Sovereign wealth funds are huge investment funds controlled by countries that got mega-rich selling oil, or in some other way. They’re highly secretive, and can have a huge impact on global markets.

Story: Princes With Checkbooks

Think of your typical Disney prince or princess. They’re young, good looking, curious about the world, and adventurous.

But you don’t also think of them going to investment conferences or sitting in on pitch meetings with entrepreneurs (a la Shark Tank). In fact, they sometimes do just that – or hire someone to do it for them.

Many countries control the bulk of their wealth through their governments, and the ‘sovereign wealth funds’ they’ve set up to invest that wealth (sovereign means royalty or ruler).

The biggest of these are the largest investment funds in the world: Norway’s and China’s are over a trillion dollars, Abu Dhabi’s and Kuwait’s and Singapore’s are over 500 billion, and there are many others with hundreds of billions.

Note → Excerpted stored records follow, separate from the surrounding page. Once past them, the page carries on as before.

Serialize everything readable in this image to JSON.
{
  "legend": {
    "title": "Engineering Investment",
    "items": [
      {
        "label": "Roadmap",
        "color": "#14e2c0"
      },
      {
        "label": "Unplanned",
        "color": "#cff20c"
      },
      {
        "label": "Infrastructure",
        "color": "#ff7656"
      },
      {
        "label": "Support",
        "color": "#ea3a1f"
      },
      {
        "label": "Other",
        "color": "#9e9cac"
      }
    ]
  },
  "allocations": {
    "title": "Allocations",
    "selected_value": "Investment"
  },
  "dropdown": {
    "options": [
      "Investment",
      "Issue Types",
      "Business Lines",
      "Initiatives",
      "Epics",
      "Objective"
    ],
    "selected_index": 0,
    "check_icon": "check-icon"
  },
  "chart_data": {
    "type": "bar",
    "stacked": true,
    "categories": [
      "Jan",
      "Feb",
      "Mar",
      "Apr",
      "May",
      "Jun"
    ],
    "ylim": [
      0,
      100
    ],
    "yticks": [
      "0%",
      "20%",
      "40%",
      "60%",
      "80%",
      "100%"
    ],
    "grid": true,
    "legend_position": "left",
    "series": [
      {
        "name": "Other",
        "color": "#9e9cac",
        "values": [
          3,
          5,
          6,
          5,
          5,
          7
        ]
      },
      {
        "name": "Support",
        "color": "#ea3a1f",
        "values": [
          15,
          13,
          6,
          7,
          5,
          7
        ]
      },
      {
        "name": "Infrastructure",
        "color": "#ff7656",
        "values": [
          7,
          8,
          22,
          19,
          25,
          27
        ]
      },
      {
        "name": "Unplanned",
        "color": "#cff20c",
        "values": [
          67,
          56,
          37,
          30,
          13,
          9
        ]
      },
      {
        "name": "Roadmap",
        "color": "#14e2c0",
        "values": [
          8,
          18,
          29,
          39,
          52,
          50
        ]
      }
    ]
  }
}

Although government bigshots (and princes) may have the final say, these sovereign wealth funds are usually managed by professional investors. They do some direct investing, but also give a lot of money to other investment funds to manage (hedge funds, venture capital, private equity, etc.).

Because they’re often controlled by autocratic governments, sovereign wealth funds don’t usually reveal their investments or results, and tend to be highly secretive. They can sift huge sums of money around the globe stealthily, without anyone really being sure what they’re doing.